Confidential Incident Report - Seasonal Guest Experience

CONFIDENTIAL — INTERNAL USE ONLY
Location: Southern California Mall
Date: December 23
Prepared by: Seasonal Guest Experience Manager
Subject: Disruption of Winter Wonderland Experience


At approximately 3:05 p.m., an adult guest arrived at the Winter Wonderland Santa Experience accompanied by a large security detail, a personal photographer, a makeup artist, and several individuals carrying equipment.

Upon arrival, the guest was announced aloud by a member of her party. The guest then walked directly through the waiting line, bypassing families who had been standing for up to forty minutes. The guest did not acknowledge those waiting, except to offer a brief wave, which appeared to be delivered under the assumption that the assembled families were present for her.

Line control staff were observed hesitating momentarily, unsure whether this behavior was intentional, sanctioned, or part of an event they had not been briefed on. No one invited the guest forward. She proceeded anyway.

Between 3:06 and 3:10 p.m., the guest began issuing instructions to on-site elves as though they were members of her personal staff. One elf was handed the guest’s coat and instructed to “just hold this for a moment.” A second elf was repositioned to hold a portable ring light, and a third elf was directed to stand behind Santa holding a fill light, with the guest stating that she did not like shadows. All elves complied.

At this point, our Winter Wonderland had been reconfigured into what appeared to be a private production, though no staff had been informed what was being filmed or why.

During this period, a male companion (believed to be the guest's husband) briefly informed line control staff that his wife “makes jam.”

At approximately 3:12 p.m., the guest’s makeup artist approached Santa to “even him out,” adjusting his beard and dabbing his face while commenting that the camera was “very honest.” Santa remained seated and cooperative. A random rack of beige clothing appeared.

At 3:14 p.m., the guest seated herself on Santa’s lap. Photography began. Elves continued holding equipment. Parents in the queue were observed growing visibly frustrated, while several children exhibited signs of boredom, restlessness, and early-stage tantrum behavior. One guest asked whether Santa “recognized titles,” to which another replied that he “mostly recognizes whether you’re naughty or nice.”

Between 3:17 and 3:28 p.m., the guest remained seated well beyond the customary photo window.  The guest verbally outlined a series of aspirations, frequently pausing to refine her phrasing. During this time, the Winter Wonderland manager personally overheard requests including, but not limited to:

  • billionaire status but understated
  • a globally scalable personal brand that felt organic
  • at least one private jet described as tasteful
  • worldwide influence with controlled exposure
  • privacy, but in a way people notice

Santa acknowledged these statements without his customary sweet nods. 

At approximately 3:29 p.m., two elves gestured toward the clearly marked exit, indicating that the experience had concluded. The guest responded by raising one hand without looking at them and stating, “I’m not finished.” before turning back to Santa.

The elves paused and maintained position, having been trained to manage similar responses from overstimulated or disappointed children during peak hours.
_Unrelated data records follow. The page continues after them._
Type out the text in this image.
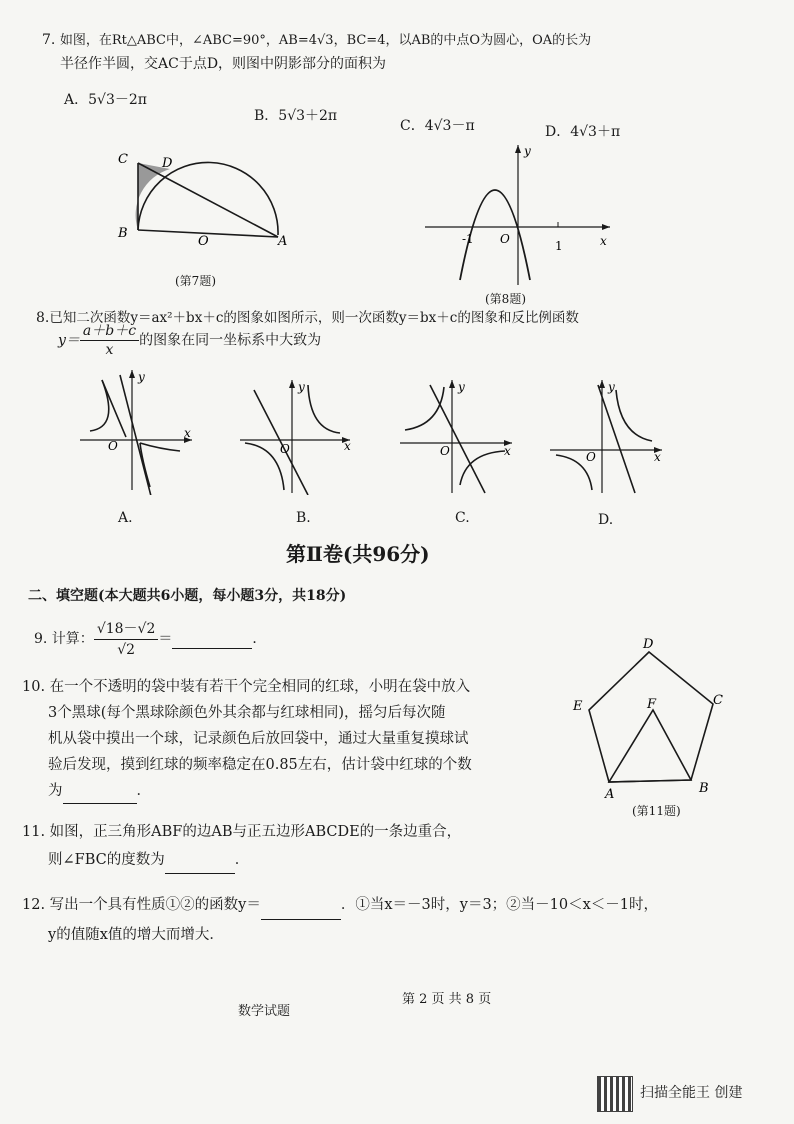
7. 如图，在Rt△ABC中，∠ABC=90°，AB=4√3，BC=4，以AB的中点O为圆心，OA的长为
半径作半圆，交AC于点D，则图中阴影部分的面积为
A．5√3－2π
B．5√3＋2π
C．4√3－π	D．4√3＋π
C	D
B
O	A
(第7题)
-1 O	1	x
y
(第8题)
8.已知二次函数y＝ax²＋bx＋c的图象如图所示，则一次函数y＝bx＋c的图象和反比例函数
$y= \frac{a+b+c}{x}$ 的图象在同一坐标系中大致为
y
x
O
A.
y
x
O
B.
y
x
O
C.
y
x
O
D.
第Ⅱ卷(共96分)
二、填空题(本大题共6小题，每小题3分，共18分)
9. 计算： $\frac{√18-√2}{√2}$ ＝	．
10. 在一个不透明的袋中装有若干个完全相同的红球，小明在袋中放入
3个黑球(每个黑球除颜色外其余都与红球相同)，摇匀后每次随
机从袋中摸出一个球，记录颜色后放回袋中，通过大量重复摸球试
验后发现，摸到红球的频率稳定在0.85左右，估计袋中红球的个数
为	．
D
E	C
F
A	B
(第11题)
11. 如图，正三角形ABF的边AB与正五边形ABCDE的一条边重合，
则∠FBC的度数为	．
12. 写出一个具有性质①②的函数y＝	．①当x＝－3时，y＝3；②当－10＜x＜－1时，
y的值随x值的增大而增大．
数学试题
第 2 页 共 8 页
扫描全能王 创建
Simultaneously, the male companion (believed to be the guest’s husband) was observed sitting beneath the display tree, repeatedly lifting and shaking decorative presents. A staff member approached and informed him that the boxes were decorative and contained no items. He continued to shake them.
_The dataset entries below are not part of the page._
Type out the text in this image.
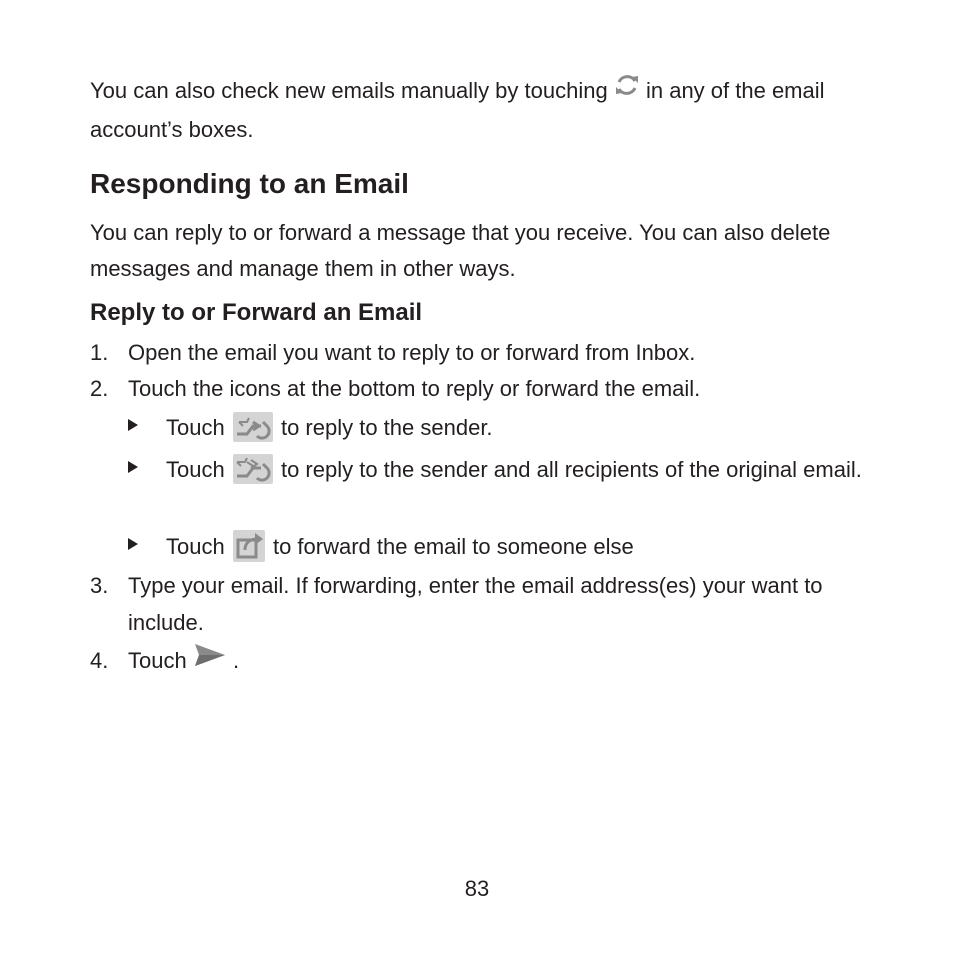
You can also check new emails manually by touching in any of the email account’s boxes.

Responding to an Email

You can reply to or forward a message that you receive. You can also delete messages and manage them in other ways.

Reply to or Forward an Email
1. Open the email you want to reply to or forward from Inbox.
2. Touch the icons at the bottom to reply or forward the email.
Touch	to reply to the sender.
Touch	to reply to the sender and all recipients of the original email.
Touch to forward the email to someone else
3. Type your email. If forwarding, enter the email address(es) your want to include.
4. Touch .
83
By approximately 3:36 p.m., Santa exhibited visible signs of distress, including repeated beard adjustment, a prolonged sigh, and the statement, “I really need to see the kids now.” The guest did not respond.

At 3:41 p.m., mall management intervened directly and informed the guest that Santa was no longer available for adult interactions. The guest departed visibly displeased. Santa remained seated for several minutes following her departure and requested a break.

Following the incident, Santa formally requested the evening of December 23 off, citing emotional exhaustion. At the time of this report, Santa has also expressed uncertainty regarding his availability on Christmas Eve, raising concerns regarding the continuity of seasonal programming for the Southern California region. Milk and cookies were provided. Morale remains fragile. 

Upon subsequent inventory review, several decorative presents from the display tree were found to be missing. An investigation is ongoing.

Recommendations include reinforcing queue enforcement, clarifying staff roles to prevent absorption into private productions, discouraging personal photography teams, prohibiting prolonged adult lap-sitting, requiring written wish lists, securing decorative displays, and respectfully declining future visits from the involved guest.

END OF REPORT

 

Addendum: Santa was present and fulfilled scheduled duties on December 24. In recognition of circumstances arising from the above incident, an additional holiday bonus was authorized.